Show Posts

This section allows you to view all posts made by this member. Note that you can only see posts made in areas you currently have access to.


Messages - Peggy Hopkins

Pages: [1]
1
Carlow / Re: James Hopkins Born 1879 County Carlow - Hopkins Family Tree
« on: Friday 14 June 19 05:53 BST (UK)  »
Thank You Rufy G. I will have to dig out the Eire map and locate these places. The names, of course, are familiar. We grew up with the jests that our great-grandfather Hopkins was a prolific sire. Actually that came from my Dad, not a Hopkins. In the conformity of the post-war fifties, the ideal of nuclear family with one spouse for life held sway. Some realists were wont to poke some holes in that rigid stereotype.

2
Carlow / Re: James Hopkins Born 1879 County Carlow - Hopkins Family Tree
« on: Monday 20 May 19 04:14 BST (UK)  »
This is Peggy Lynn Sherrell (Hopkins) checking in with the Hopkins clan of Tullow, County Carlow. Since 2017 there have been transatlantic meetings of these kins. Linn actually located some descendants of the elusive James, and included them on Facebook. Still many mysteries to solve.

3
Carlow / Re: James Hopkins Born 1879 County Carlow - Hopkins Family Tree
« on: Sunday 26 February 17 08:20 GMT (UK)  »
Margaret McWilliams was my great-grandmother. Her daughter Margaret Hopkins left Ireland as the third of a chain migration in the early nineteen hundreds. Her brother Jack Hopkins was the first state trooper of New York state, he liked to say, since he was the first man sworn-in of the first graduating class of New York State troopers. As a wee lass I loved to hear the siblings talk in their lilting brogue. Uncle Jack had two wives, also, and his first daughter, Peggy Hopkins drove cross country in the nineteen-fifties through the Columbia Gap to become a social working in Tacoma, Washington. I enjoyed her stories and family tales before she died a few years ago, in Tacoma.

4
Carlow / Re: James Hopkins Born 1879 County Carlow - Hopkins Family Tree
« on: Sunday 26 February 17 08:11 GMT (UK)  »

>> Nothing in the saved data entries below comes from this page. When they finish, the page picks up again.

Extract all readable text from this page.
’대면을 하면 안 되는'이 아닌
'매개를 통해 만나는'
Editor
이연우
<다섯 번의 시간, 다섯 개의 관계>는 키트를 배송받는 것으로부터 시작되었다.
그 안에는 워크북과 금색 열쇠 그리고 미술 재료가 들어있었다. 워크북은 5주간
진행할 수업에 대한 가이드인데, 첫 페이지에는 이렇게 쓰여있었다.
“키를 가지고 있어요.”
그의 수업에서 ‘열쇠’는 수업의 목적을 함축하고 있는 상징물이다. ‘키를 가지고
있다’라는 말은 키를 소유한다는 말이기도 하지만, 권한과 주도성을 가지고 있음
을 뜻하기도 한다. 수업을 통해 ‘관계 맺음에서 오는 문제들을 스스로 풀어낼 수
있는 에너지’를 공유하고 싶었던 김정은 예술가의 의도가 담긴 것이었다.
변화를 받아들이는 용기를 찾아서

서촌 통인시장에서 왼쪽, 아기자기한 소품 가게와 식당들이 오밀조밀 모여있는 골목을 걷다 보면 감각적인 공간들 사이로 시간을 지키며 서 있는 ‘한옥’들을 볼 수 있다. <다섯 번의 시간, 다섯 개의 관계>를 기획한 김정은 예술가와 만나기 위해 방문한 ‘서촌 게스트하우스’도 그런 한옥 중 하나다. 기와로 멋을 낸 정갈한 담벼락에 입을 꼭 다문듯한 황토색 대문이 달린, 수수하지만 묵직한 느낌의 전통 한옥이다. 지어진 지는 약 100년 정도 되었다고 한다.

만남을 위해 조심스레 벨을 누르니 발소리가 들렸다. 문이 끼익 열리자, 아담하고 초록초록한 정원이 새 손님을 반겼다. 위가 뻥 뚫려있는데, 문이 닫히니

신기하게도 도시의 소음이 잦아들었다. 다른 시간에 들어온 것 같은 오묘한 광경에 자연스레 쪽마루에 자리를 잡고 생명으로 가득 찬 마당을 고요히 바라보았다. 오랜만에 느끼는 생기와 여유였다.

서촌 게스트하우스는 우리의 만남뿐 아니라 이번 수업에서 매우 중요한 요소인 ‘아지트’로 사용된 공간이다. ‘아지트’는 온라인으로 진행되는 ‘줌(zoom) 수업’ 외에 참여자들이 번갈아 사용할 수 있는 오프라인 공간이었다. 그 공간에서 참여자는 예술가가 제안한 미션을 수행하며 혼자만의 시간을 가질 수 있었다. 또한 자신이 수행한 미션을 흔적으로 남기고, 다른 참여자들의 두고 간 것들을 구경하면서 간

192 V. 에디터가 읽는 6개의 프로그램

Uncle Jack Hopkins came to America to join his older sisters  Sarah, Anna, and Margaret Susan Hopkins, my grandmother. The sisters came to Rochester, New York. Uncle Jack became the first State Trooper of New York State. I can send you a picture. My grandmother Margaret Susan, born in  1885 in County Carlow, took the Oceanic to New York in 1903.  I was named after both my grandmother, Margaret, and my great-grandmother, Margaret McWilliams.
There are several other descendants in the Rochester area who are interested in the genealogy. One of them started a group in the nineteen-nineties called "The Daughters of Margaret".
My sisters and I are traveling to Ireland, and Carlow, in late June and early July 2017. We hope to find the house at 7 the Course, Tullow, where the family lived. We hope to find the grave of Margaret McWilliams and Nicholas Hopkins.